Kiss Kiss Bang Bang: Elizabeth McAlpine's Adventures in Cinema

By Sarah Wood

california-sunset--elizabeth-mcalpine.jpgCalifornia Sunset, 2007

“If someone told you tomorrow you would lose your consciousness forever, how would you feel? Perhaps that you might as well be dead. And yet if your fate were commuted instead to losing your mind, then your prospects, though not very palatable, would seem less gloomy. Your consciousness and your mind, therefore, cannot be the same thing.” – Susan Greenfield

Watching artist film-maker Elizabeth McAlpine’s intrepid experiments with cinema I’m struck by how clearly she knows the distinction between consciousness and mind. It is not an easy distinction to make. McAlpine marks it by looking at the way consciousness and the mind communicate, and particularly how cinema intervenes in this process. Take, for instance, her 2005 installation Kiss Kiss Bang Bang, a giant widescreen projection that samples a series of explosions and embraces from mainstream cinema on a giant grid of blackness. The cinematic moments burst into life in real-time then disappear with a seeming randomness, the product of fixity in their own inexplicable narrative.

On a basic level Kiss Kiss Bang Bang points up the twin drives that fuel human behaviour and which cinema so expertly exploits: sex and death. It points up the orgasmic quality of violence, it points up gendered narrative, it talks about cinematic framing, it is very modern. More than this: it shows, in its sudden dashes of light and meaning across the darkness of the screen, the way our synapses process this information. At its best, this piece acts to represent visually our own cognition process – our own neurological understanding of the work.

dont-look-now-nicolas-roeg.jpgDon't Look Now, 1973

The language of cinema operates to suppress consciousness in order to control the mind and provoke the imagination. This is not an easy thing to see but McAlpine is an investigator into the way the moving image, particularly the language of mainstream cinema, works. She is an unearther of process. By subjecting conventional film process itself to a new one of her own making she reveals intent. Take for instance, The Film Footage Missed by a Viewer Through Blinking While Watching the Feature Film 'Don't Look Now' (2003). The film does what it says. It plays you 7 minutes of the film Don't Look Now made up entirely from the moments when her experimental viewer blinked and broke the connection between the eye and the image. This is only part of the story. The re-edit’s clarity – even if you haven’t seen the original film you could come away from McAlpine’s re-edit with a pretty clear idea of what happens and how the film works – reveals a hidden process: that blinking, far from being an interruption to conscious understanding, is in fact the moment of cognition, the moment when the mind gets to process the information it’s received and understands it – the moment conscious understanding is gifted to the mind.
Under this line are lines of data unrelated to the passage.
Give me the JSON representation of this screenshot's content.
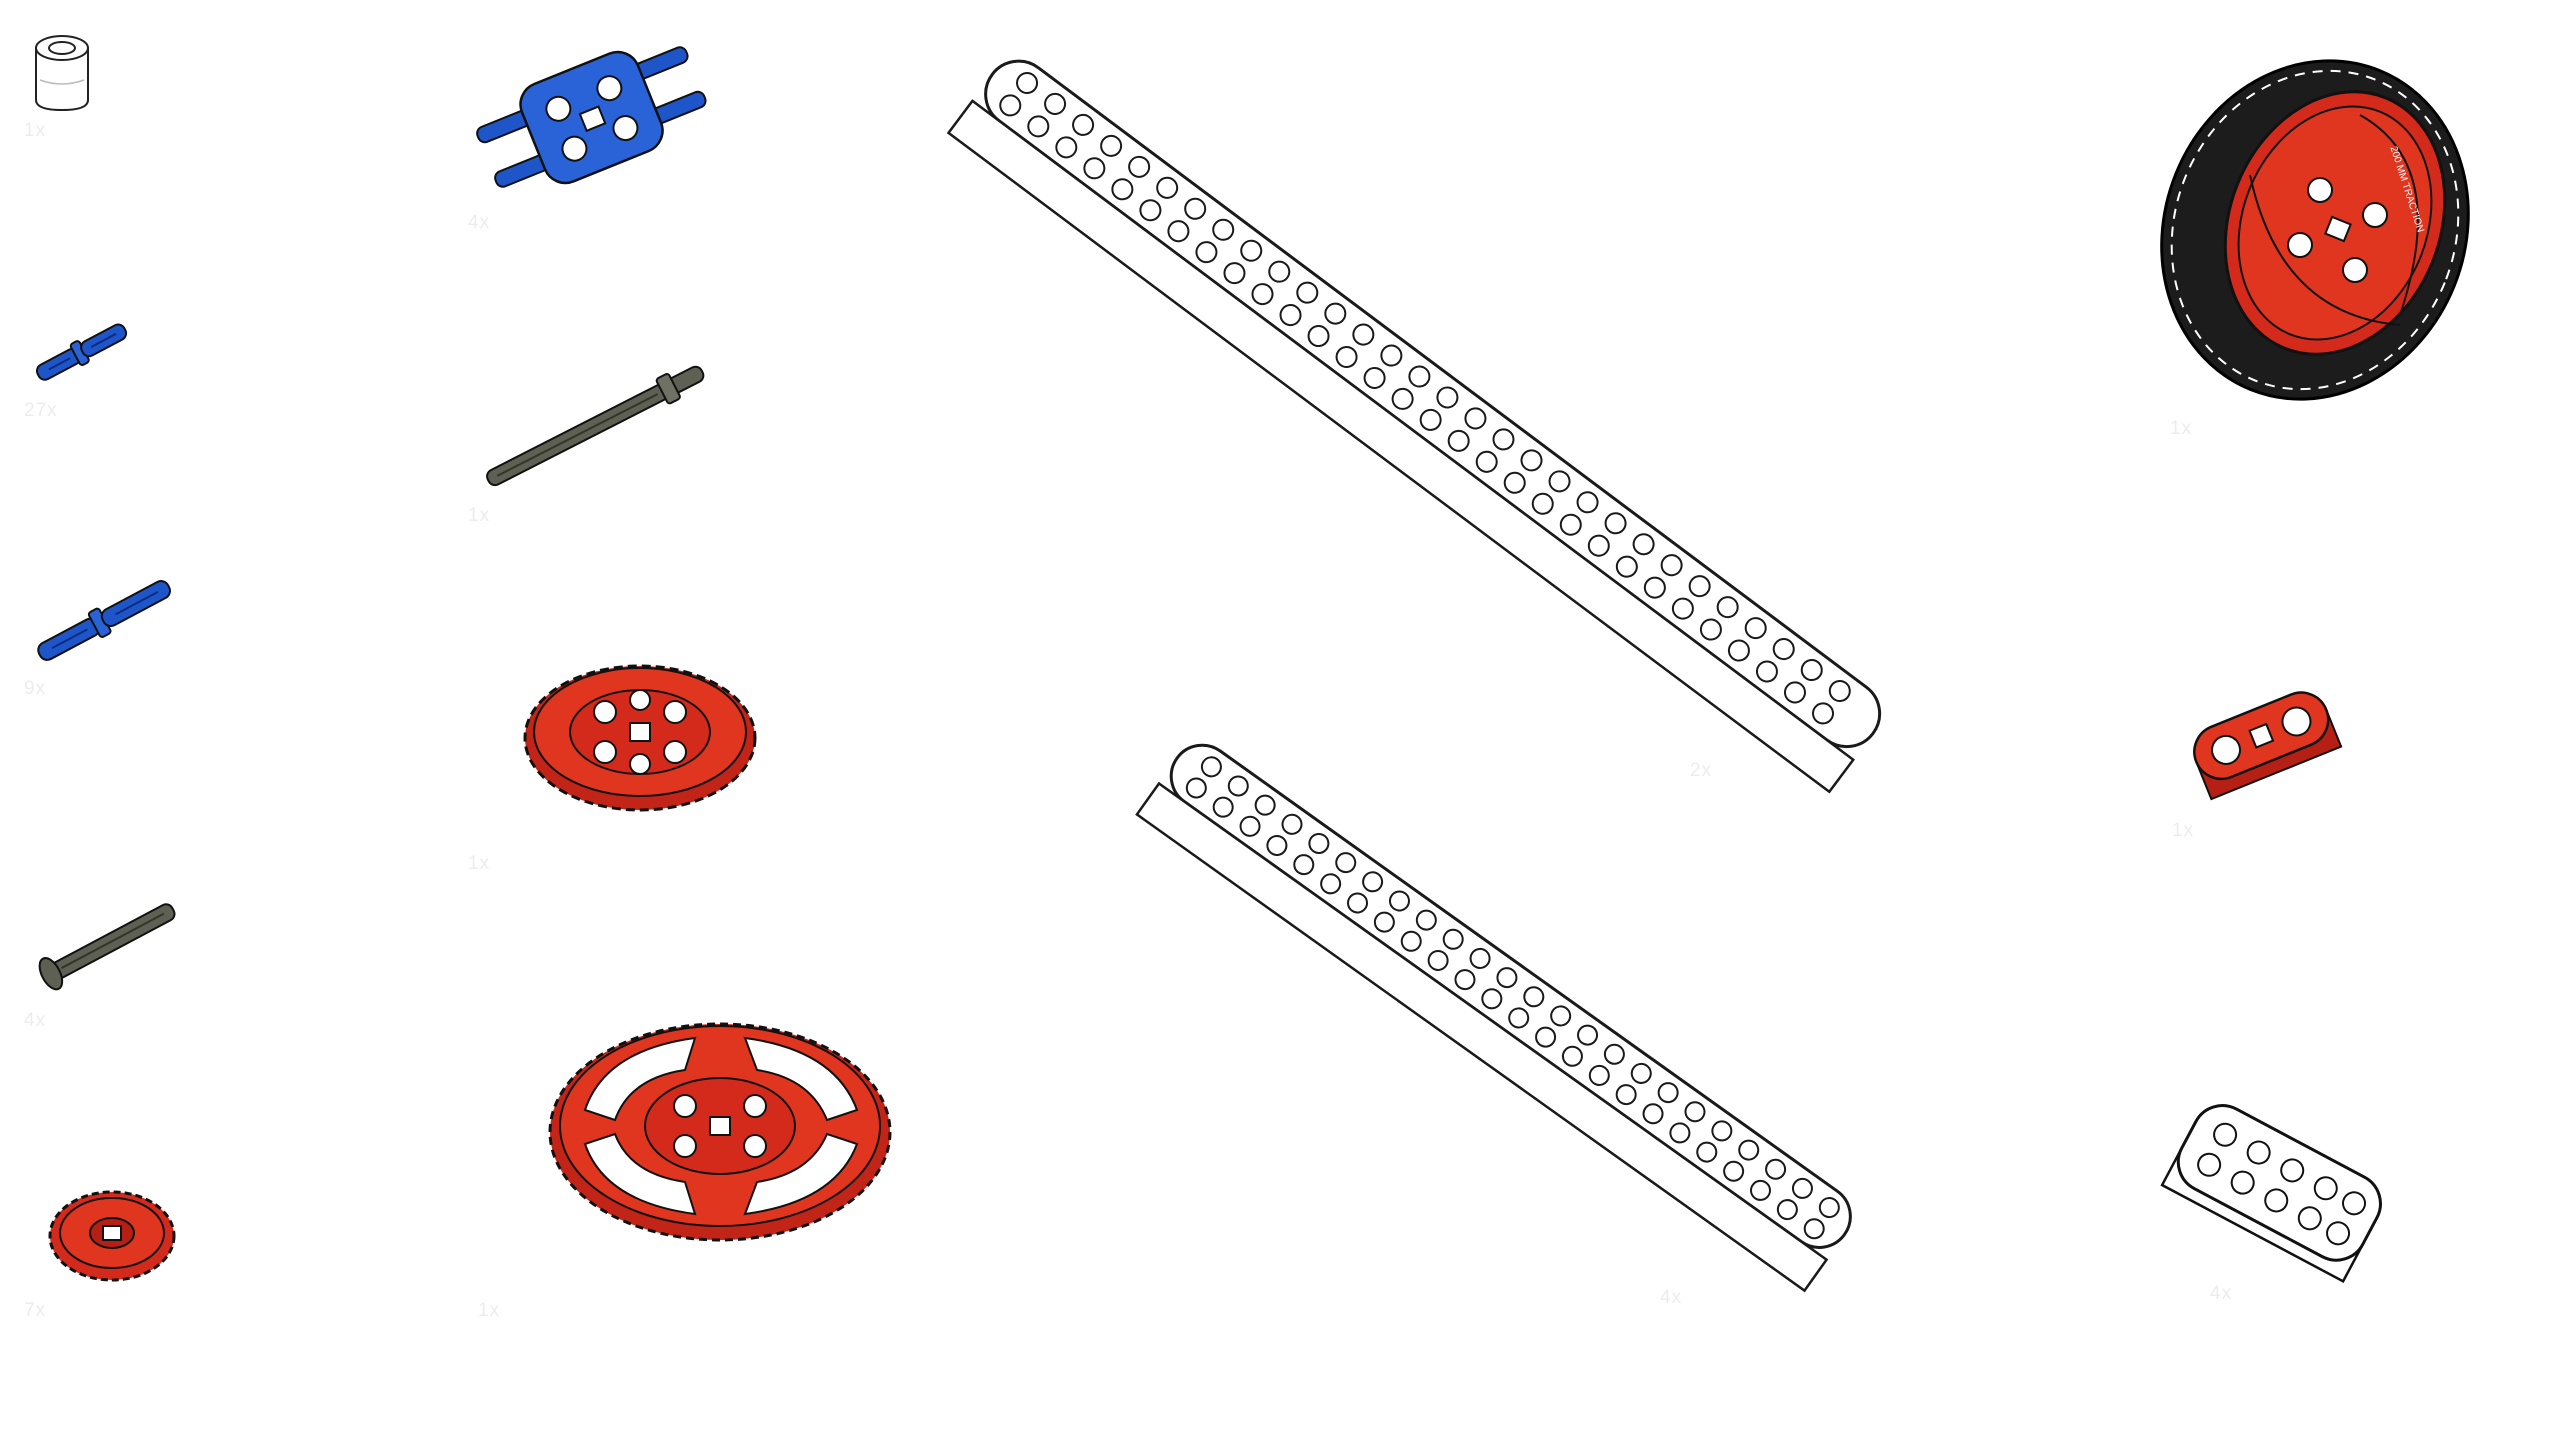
{
  "parts": [
    {
      "id": "bushing",
      "name": "bushing-icon",
      "qty": "1x"
    },
    {
      "id": "pin-short",
      "name": "short-connector-pin-icon",
      "qty": "27x"
    },
    {
      "id": "pin-long",
      "name": "long-connector-pin-icon",
      "qty": "9x"
    },
    {
      "id": "axle-short",
      "name": "short-axle-icon",
      "qty": "4x"
    },
    {
      "id": "gear-small",
      "name": "small-gear-icon",
      "qty": "7x"
    },
    {
      "id": "dual-pin-block",
      "name": "dual-pin-connector-icon",
      "qty": "4x"
    },
    {
      "id": "axle-long",
      "name": "long-axle-icon",
      "qty": "1x"
    },
    {
      "id": "gear-medium",
      "name": "medium-gear-icon",
      "qty": "1x"
    },
    {
      "id": "gear-large",
      "name": "large-gear-icon",
      "qty": "1x"
    },
    {
      "id": "beam-long",
      "name": "long-beam-icon",
      "qty": "2x"
    },
    {
      "id": "beam-medium",
      "name": "medium-beam-icon",
      "qty": "4x"
    },
    {
      "id": "wheel",
      "name": "wheel-icon",
      "qty": "1x",
      "tire_text": "200 MM TRACTION"
    },
    {
      "id": "link-red",
      "name": "red-link-icon",
      "qty": "1x"
    },
    {
      "id": "beam-short",
      "name": "short-beam-icon",
      "qty": "4x"
    }
  ],
  "colors": {
    "white_part": "#ffffff",
    "outline": "#1a1a1a",
    "blue_part": "#1e55c8",
    "gray_part": "#5d6052",
    "red_part": "#d42a1c",
    "tire": "#1c1c1c"
  }
}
For her latest exhibition at Exeter’s Spacex Gallery, McAlpine has created a new piece – Californian Sunset. Edited together from apparently empty 35mm film frames she recycles them into a glorious glowing colour sequence pointing up the subtlety of the things we lose when we watch a film at 24 fps, the moments beyond cognition. It is complete visual pleasure. It’s enough by itself; but McAlpine pushes the piece further, playing it as part of an installation with a monitor in the foreground of the projection, which disrupts the eyeline with a loop of 1500 climatic white-out moments of cinematic explosions. She also retains the soundtrack of the explosions: a white noise, an impossible distraction from the trippish quality of the colourwash beyond. The pieces played together again question consciousness, ask how much the mind can process, how interference plays with the mind and, most importantly, how the attraction to the smooth and the colourful is in direct opposition to the antagonism of the violent.

california-sunset-elizabeth-mcalpine-3.jpgCalifornia Sunset, 2007

It tells us a lot about consciousness and also conscience. The piece inevitably pulls you back into the real world. It suggests, in its titling, an opposition in our experience of the world through the dominance of American culture. On one hand there’s the attraction of a childlike pacification; on the other there’s the TV-scale distraction of an endless loop of CNN-framed violence. The experience is binary but also something we can’t compute. This piece sits, calmly ironic, like the finale of Thomas Pynchon’s glorious 1973 anti-war novel Gravity's Rainbow. There, an audience sings along to a bouncing ball on a cinema screen while overhead a missile is completing its final arc toward a direct hit on the theatre. In the novel the avoidance of understanding equals death. 

There is something of this same questioning of discrepancy in McAlpine’s installation. In dispensing with narrative she appeals directly to consciousness, challenging the contradictions in the stimulus we receive from the same source, questioning which source attracts. Just as in her sculpture of a plaster gramophone player and record (the record can be played – but the player might self-destruct in the playing) we are handed a choice, and the choice is refreshingly mind-expanding, a return to urgent consciousness in an age which encourages a much more numbed response.